HeForShe: Paul Hargreaves | Speaker, B-Corp Ambassador, Author & CEO, Cotswold Fayre

Paul Hargreaves

Paul Hargreaves is a speaker, a B-Corp Ambassador, and author of The Fourth Bottom Line: Flourishing in the new era of compassionate leadership

Paul is on a mission to help businesses make a positive difference in the world and reverse some of the injustices which are increasing year by year. He is the CEO of Cotswold Fayre, who supply retail outlets across the UK and Ireland with artisan food. Cotswold Fayre is one of the founding UK B Corporations – companies that meet the highest standards of overall social and environmental performance and in their recent recertification achieved one of the highest B Corp scores for FMCG companies in the UK.

As well as continuing as CEO of a rapidly growing business, Paul is a B Corp ambassador and professional speaker, who inspires and equips organisations of all sizes to find their purpose and do their part to create a better world.  For years, Paul has also invested time and company resources into an orphanage and schools in Western Kenya, one of the poorest parts of the world.

Tell us a bit about yourself, background and your current role

A degree in Zoology led me to a brief 3-year period in sales (my only ever employed role) before around 12 years working in the charitable sector in South-east London, which was mainly spent trying to help those who had been dealt a harsh blow by society or business: the homeless, drug addicts, prisoners etc… When the funding started to run out for this, I started to buy artisan food products from the Cotswolds and sell them to shops in and around London.  In 1999 this became a proper business and 22 years later we are the largest wholesaler of speciality food and drink to the retail sector in the UK, supplying 2,000 sites across the UK.  We were one of the first B Corps in the UK and this has led me to be a speaker into other businesses and has inspired me to write two books.  This year we also opened a retail and restaurant business in Bristol and we now have over 100 people making a positive difference to the world.

Did you ever sit down and plan your career?

Absolutely not!  My main goal has always been to make a positive difference to people’s lives and more recently the planet.  The charitable sector was the first way of doing that and now business.

Have you faced any challenges along the way?

Yes, many and various – the largest one was in 2014 when the business (around £10M revenue at the time) was within weeks of collapse due to a botched new IT installation.  I now look back at this time as pivotal in changing both me and the business for better.  The crisis forced me to address both my personal purpose in life and the purpose of the business, neither of which were as clear as they need to be.

What has been your biggest achievement to date?

That’s a tough question, but what I am most proud of at present is the retail and restaurant business, Flourish, we started this year and the way that the very positive culture of Cotswold Fayre has been cross-pollinated into a brand new venture 60 miles away from our wholesale office. 

What one thing do you believe has been a major factor in you achieving success? 

Self-awareness.  I realised fairly early on that there was no point in doing stuff within the business I was neither good at nor enjoyed.  Finding great people to do all the things I am no good at is our main reason for success!

How do you feel about mentoring? Have you mentored anyone or are you someone’s mentee?     

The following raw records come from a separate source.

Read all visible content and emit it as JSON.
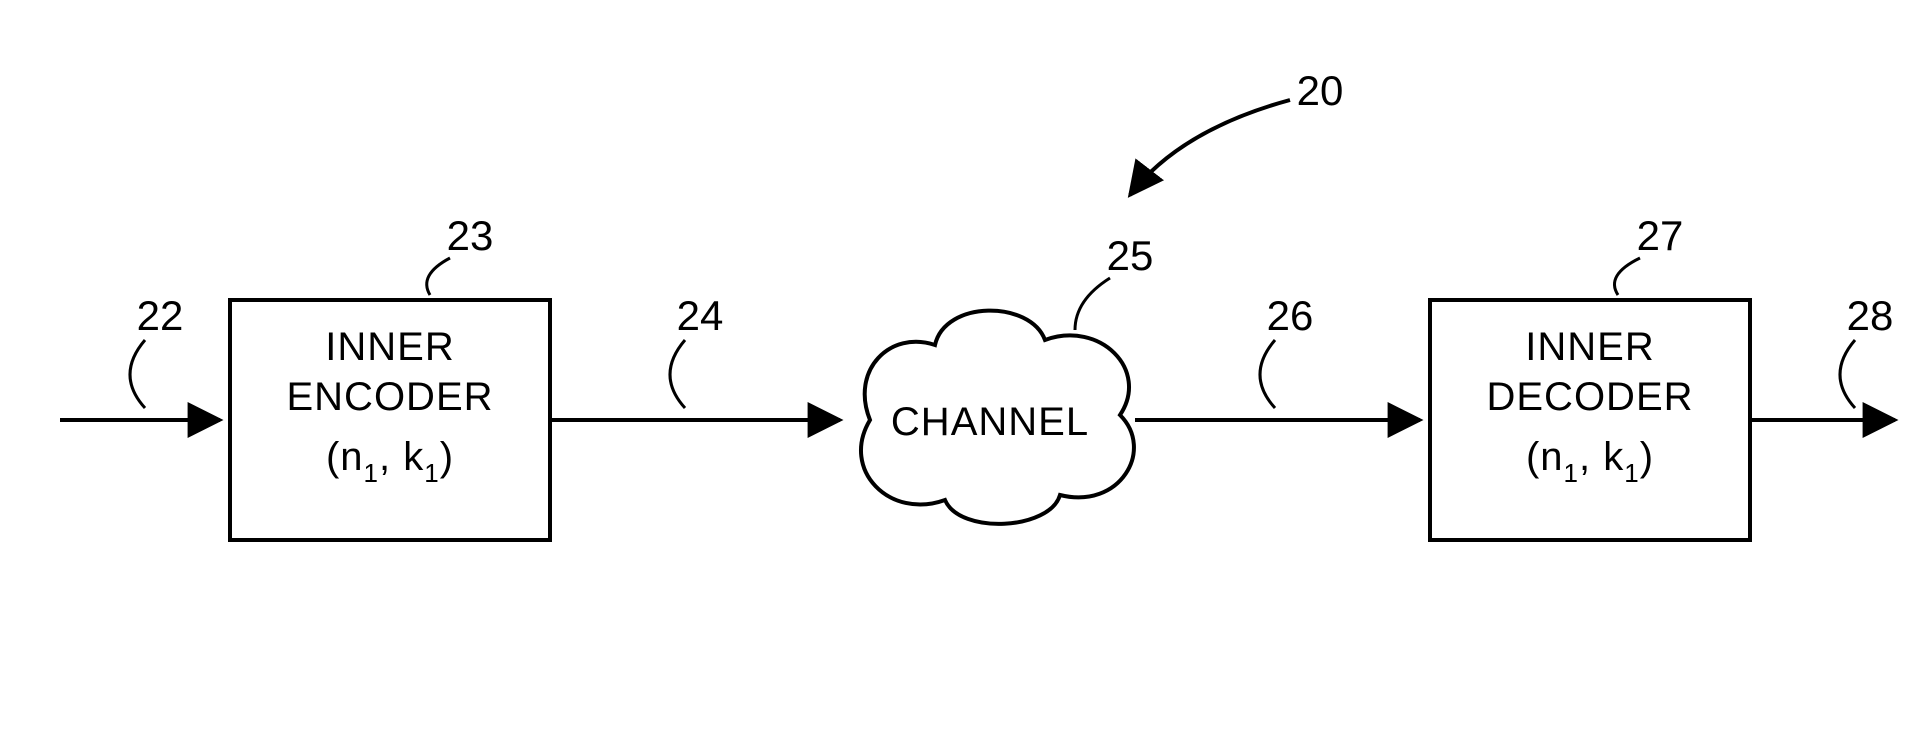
{
  "diagram": {
    "main_ref": "20",
    "input_ref": "22",
    "encoder_ref": "23",
    "encoder_line1": "INNER",
    "encoder_line2": "ENCODER",
    "encoder_n_sym": "n",
    "encoder_n_sub": "1",
    "encoder_k_sym": "k",
    "encoder_k_sub": "1",
    "encoder_open": "(",
    "encoder_comma": ", ",
    "encoder_close": ")",
    "enc_to_ch_ref": "24",
    "channel_ref": "25",
    "channel_label": "CHANNEL",
    "ch_to_dec_ref": "26",
    "decoder_ref": "27",
    "decoder_line1": "INNER",
    "decoder_line2": "DECODER",
    "decoder_n_sym": "n",
    "decoder_n_sub": "1",
    "decoder_k_sym": "k",
    "decoder_k_sub": "1",
    "decoder_open": "(",
    "decoder_comma": ", ",
    "decoder_close": ")",
    "output_ref": "28"
  }
}
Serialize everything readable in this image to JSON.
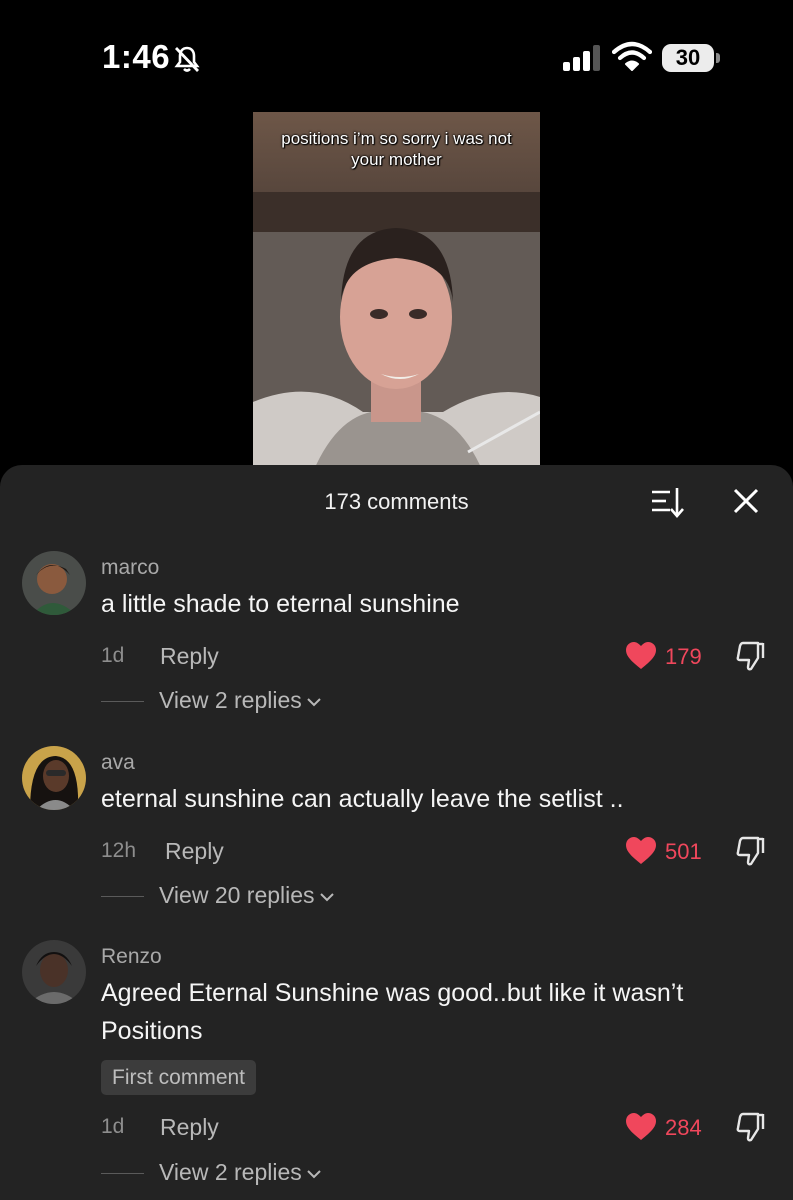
{
  "status_bar": {
    "time": "1:46",
    "battery": "30"
  },
  "video": {
    "caption": "positions i’m so sorry i was not your mother"
  },
  "sheet": {
    "title": "173 comments",
    "comments": [
      {
        "username": "marco",
        "text": "a little shade to eternal sunshine",
        "age": "1d",
        "reply_label": "Reply",
        "likes": "179",
        "view_replies": "View 2 replies"
      },
      {
        "username": "ava",
        "text": "eternal sunshine can actually leave the setlist ..",
        "age": "12h",
        "reply_label": "Reply",
        "likes": "501",
        "view_replies": "View 20 replies"
      },
      {
        "username": "Renzo",
        "text": "Agreed Eternal Sunshine was good..but like it wasn’t Positions",
        "badge": "First comment",
        "age": "1d",
        "reply_label": "Reply",
        "likes": "284",
        "view_replies": "View 2 replies"
      }
    ]
  },
  "colors": {
    "sheet_bg": "#232323",
    "like_red": "#f0475c",
    "muted": "#8e8e8e"
  },
  "icons": [
    "bell-off-icon",
    "cellular-signal-icon",
    "wifi-icon",
    "battery-icon",
    "sort-icon",
    "close-icon",
    "heart-icon",
    "dislike-icon",
    "chevron-down-icon"
  ]
}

I think mentoring is something that every business leader would benefit from doing.  My experience is that those mentoring learn as much as those being mentored, particularly when there is cross-generation relationships.

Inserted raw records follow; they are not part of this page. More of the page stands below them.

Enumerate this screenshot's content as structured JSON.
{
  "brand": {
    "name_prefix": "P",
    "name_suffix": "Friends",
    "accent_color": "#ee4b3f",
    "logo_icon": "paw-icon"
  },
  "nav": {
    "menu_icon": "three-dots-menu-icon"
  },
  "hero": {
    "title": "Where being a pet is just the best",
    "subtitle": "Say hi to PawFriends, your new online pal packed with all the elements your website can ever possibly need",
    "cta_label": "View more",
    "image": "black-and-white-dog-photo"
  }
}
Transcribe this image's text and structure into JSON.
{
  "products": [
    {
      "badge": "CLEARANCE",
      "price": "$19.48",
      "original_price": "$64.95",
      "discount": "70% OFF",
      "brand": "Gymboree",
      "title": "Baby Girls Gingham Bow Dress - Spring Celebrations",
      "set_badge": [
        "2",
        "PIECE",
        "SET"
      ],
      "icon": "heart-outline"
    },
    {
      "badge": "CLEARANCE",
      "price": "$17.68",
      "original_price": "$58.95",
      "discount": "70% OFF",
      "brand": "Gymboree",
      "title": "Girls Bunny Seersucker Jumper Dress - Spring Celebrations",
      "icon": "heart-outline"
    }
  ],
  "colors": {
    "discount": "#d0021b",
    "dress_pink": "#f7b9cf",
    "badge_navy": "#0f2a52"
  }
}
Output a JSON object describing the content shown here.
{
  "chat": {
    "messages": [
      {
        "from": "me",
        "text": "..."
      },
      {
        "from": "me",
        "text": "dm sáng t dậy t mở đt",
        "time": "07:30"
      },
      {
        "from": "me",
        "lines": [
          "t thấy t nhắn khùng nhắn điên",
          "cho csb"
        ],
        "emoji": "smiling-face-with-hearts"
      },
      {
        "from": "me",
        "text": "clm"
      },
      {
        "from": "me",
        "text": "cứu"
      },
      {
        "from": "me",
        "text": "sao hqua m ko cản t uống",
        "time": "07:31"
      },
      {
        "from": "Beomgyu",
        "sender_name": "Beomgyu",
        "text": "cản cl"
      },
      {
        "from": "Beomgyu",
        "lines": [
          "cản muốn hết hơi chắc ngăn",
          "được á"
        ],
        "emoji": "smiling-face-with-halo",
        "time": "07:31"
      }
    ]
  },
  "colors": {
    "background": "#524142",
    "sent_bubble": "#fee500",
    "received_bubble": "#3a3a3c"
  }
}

What can businesses/government/allies do to help diversity and inclusion?

Quick answer: much more than they do currently!  They would do more if more people realised that those businesses best at this are actually more successful businesses.  After all an orchestra just made up of violins would not sound very good – we need the whole orchestra to make a sound.  The key to making this happen is to ensure that everyone in the business feels that their voice can be heard and their perspective is taken account of.  Empathetic leadership is clearly important to achieve this.  The leadership team also needs to reflect proportionally those within the company or organisation.

Why do you think it’s important for men to support gender equality in the workplace?

Many of the problems in the world both now and throughout history is due to an over-masculinised leadership.  The qualities our westernised brains think of when thinking about leadership are often the male stereotypes and we desperately need to re-affirm the many great feminine leadership qualities to re-set the balance.  Men need to learn from women and operate more within these feminine characteristics and we also need more women in leadership positions.

If you could give one piece of advice to your younger self what would it be?

“Spend less time doing things and being ‘productive’ and more time reflecting and learn to ‘be’.  That way you will do less but achieve more.”

What is your next challenge and what are you hoping to achieve in the future?

The next challenge is to re-assess the structure of the company – we have doubled in revenues since Covid and some of our systems and processes that worked well in the past need to be changed for a company now approaching £30M in size.